As for current breeding practices, particularly in the U.S., Horowitz has taken a stand against the norm.

Noting that spaying and neutering has been prevalent in America since 1970 as the means of lessening the problem of millions of unwanted dogs and cats (though there are still a million annually that are euthanized), Horowitz said that other countries do not rely on such surgical “de-sexing” to solve a problem brought on solely by our unwillingness to keep track of our pets.

“We all believe [in spaying and neutering], but it hasn’t solved the problem,” she said, noting, too, that de-sexing—and she prefers to call it that--also is a cause of obesity in dogs and produces “all sorts of deleterious health effects” by removing reproductive hormones that are also vital for other bodily systems.

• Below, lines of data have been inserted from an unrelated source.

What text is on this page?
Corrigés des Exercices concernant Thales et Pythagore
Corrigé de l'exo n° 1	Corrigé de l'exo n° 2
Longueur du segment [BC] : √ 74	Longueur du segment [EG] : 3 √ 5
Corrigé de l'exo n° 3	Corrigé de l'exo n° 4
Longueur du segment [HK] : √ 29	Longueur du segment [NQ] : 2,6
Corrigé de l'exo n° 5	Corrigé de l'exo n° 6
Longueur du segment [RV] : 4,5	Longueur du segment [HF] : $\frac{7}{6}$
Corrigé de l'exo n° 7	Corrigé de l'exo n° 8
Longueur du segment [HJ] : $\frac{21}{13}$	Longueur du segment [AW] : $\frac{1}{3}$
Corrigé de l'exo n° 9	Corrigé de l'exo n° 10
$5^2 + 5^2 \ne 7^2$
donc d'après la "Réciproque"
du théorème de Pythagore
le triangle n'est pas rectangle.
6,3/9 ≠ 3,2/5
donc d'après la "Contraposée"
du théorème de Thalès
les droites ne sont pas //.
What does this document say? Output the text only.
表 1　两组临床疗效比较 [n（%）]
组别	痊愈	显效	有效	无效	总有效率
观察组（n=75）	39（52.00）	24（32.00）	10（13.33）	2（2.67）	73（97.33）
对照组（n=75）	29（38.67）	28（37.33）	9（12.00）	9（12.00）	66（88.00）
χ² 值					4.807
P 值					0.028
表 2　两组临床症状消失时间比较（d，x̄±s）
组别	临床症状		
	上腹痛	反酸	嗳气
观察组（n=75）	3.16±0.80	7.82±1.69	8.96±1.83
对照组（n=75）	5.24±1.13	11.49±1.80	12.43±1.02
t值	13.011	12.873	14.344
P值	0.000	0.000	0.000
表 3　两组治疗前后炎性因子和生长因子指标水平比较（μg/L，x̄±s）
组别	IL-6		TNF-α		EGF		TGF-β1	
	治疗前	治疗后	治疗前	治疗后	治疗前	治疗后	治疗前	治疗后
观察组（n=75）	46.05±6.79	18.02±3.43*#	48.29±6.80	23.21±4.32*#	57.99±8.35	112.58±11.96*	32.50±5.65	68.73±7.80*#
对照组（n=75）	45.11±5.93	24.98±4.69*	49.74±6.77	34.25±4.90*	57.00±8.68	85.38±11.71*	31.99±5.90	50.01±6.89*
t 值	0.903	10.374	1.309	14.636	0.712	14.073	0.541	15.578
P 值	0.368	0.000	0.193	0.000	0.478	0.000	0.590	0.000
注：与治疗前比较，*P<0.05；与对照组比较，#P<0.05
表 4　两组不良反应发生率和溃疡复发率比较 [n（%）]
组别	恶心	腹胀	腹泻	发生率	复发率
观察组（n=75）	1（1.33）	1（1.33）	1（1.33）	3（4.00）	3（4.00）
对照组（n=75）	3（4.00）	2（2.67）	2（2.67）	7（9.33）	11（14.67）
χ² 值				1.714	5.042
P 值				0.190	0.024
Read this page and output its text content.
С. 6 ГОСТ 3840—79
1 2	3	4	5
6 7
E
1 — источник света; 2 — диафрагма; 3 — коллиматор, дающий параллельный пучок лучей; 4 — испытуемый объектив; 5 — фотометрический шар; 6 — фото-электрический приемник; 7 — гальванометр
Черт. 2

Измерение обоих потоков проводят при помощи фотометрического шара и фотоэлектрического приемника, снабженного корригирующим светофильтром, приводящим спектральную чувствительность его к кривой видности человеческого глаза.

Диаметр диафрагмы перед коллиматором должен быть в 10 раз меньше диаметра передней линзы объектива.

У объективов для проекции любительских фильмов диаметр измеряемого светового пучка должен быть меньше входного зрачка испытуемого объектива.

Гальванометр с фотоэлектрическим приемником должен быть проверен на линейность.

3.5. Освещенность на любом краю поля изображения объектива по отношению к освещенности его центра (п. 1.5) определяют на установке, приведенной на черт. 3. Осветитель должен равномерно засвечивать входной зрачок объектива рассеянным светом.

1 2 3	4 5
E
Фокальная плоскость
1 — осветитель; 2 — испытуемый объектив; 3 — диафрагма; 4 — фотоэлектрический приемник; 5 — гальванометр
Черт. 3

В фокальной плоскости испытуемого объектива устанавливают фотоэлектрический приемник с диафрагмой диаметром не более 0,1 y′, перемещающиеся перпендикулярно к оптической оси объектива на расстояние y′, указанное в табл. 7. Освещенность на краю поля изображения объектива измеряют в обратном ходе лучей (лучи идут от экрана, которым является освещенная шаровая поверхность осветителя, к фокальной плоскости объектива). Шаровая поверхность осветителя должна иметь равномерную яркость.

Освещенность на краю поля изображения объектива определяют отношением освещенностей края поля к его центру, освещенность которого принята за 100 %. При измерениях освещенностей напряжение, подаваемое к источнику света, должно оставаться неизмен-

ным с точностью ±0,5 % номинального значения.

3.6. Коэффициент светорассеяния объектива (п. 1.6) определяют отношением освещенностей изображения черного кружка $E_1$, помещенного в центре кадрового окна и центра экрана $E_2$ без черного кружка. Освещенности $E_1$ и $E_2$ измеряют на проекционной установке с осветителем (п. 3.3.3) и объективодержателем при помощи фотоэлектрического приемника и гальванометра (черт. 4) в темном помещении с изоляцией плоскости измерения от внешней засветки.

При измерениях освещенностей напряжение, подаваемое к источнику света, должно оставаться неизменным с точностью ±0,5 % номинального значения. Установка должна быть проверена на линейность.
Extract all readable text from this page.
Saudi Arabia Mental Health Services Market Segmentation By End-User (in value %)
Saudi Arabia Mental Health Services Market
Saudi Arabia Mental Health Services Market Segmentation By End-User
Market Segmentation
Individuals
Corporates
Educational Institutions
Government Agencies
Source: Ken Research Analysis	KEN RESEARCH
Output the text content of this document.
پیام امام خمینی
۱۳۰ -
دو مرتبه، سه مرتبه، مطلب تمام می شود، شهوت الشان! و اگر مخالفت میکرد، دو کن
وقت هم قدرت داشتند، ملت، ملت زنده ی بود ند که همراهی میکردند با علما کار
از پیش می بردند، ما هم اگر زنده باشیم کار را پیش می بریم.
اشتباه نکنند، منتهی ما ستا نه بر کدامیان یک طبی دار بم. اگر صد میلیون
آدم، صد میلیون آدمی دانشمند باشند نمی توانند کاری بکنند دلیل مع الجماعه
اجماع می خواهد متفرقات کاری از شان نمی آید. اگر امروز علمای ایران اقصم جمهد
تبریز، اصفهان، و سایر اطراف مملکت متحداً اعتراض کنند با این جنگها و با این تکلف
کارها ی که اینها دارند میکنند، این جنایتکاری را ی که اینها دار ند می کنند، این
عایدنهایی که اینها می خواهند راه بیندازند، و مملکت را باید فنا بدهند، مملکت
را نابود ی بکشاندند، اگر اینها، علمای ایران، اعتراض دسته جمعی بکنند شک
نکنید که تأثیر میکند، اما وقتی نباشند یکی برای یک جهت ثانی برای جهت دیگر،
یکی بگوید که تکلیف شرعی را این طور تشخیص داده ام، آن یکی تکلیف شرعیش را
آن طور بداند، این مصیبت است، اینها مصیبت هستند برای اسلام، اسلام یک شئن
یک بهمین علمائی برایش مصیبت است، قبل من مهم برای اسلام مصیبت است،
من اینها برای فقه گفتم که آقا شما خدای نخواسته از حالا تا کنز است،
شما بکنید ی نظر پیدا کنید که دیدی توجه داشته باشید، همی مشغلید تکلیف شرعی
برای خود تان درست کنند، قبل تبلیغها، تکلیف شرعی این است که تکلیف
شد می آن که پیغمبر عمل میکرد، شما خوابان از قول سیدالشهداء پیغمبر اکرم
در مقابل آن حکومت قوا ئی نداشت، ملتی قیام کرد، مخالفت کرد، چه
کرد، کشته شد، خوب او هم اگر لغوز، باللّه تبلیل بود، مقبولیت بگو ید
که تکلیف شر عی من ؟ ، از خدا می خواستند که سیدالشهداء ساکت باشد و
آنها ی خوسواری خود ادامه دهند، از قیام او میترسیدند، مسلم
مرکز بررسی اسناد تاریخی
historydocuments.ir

“In Norway they consider it important not to perform unnecessary surgery on sentient animals—and [spaying and neurtering] is unnecessary for dogs,” she said.

For Horowitz, it all comes down to, “We don’t want them having sex!”

“Should they be allowed to have sex?” she asked. “How are we choosing that they’re not going to have a sex life--which is important for us, but we don’t want our fur babies to be sexual, so we pretend they don’t have that problem at all. I don’t have a policy, but I’m always for the dog and the dog point-of-view.”

Being that Halloween is around the corner, Dahl asked Horowitz how she felt about Halloween costumes for dogs. Sure enough, Horowitz sided with the dog’s point-of-view.

“Sometimes I feel like a super big grump, but I’ve never been pro costume,” she said. “I feel like it’s not respectful to the dog. Animals have an inherent dignity: They’re individuals, and the thing that we celebrate most about nonhuman animals is who they are in the world--and doing their thing. But it’s a short-term insult, and I’m not going to scream at someone for costuming their dog--but I’m not putting a costume on mine.”

Horowitz further addressed the concept of a dog’s inherent dignity as her talk neared its end.

“In some countries in Europe, respect for the dignity of the animal is heightened,” she maintained. “There, you can’t leave a dog alone for more than eight hours, which is hard for us, but good for them: We bred them to like us, and I do think we should be around for them.”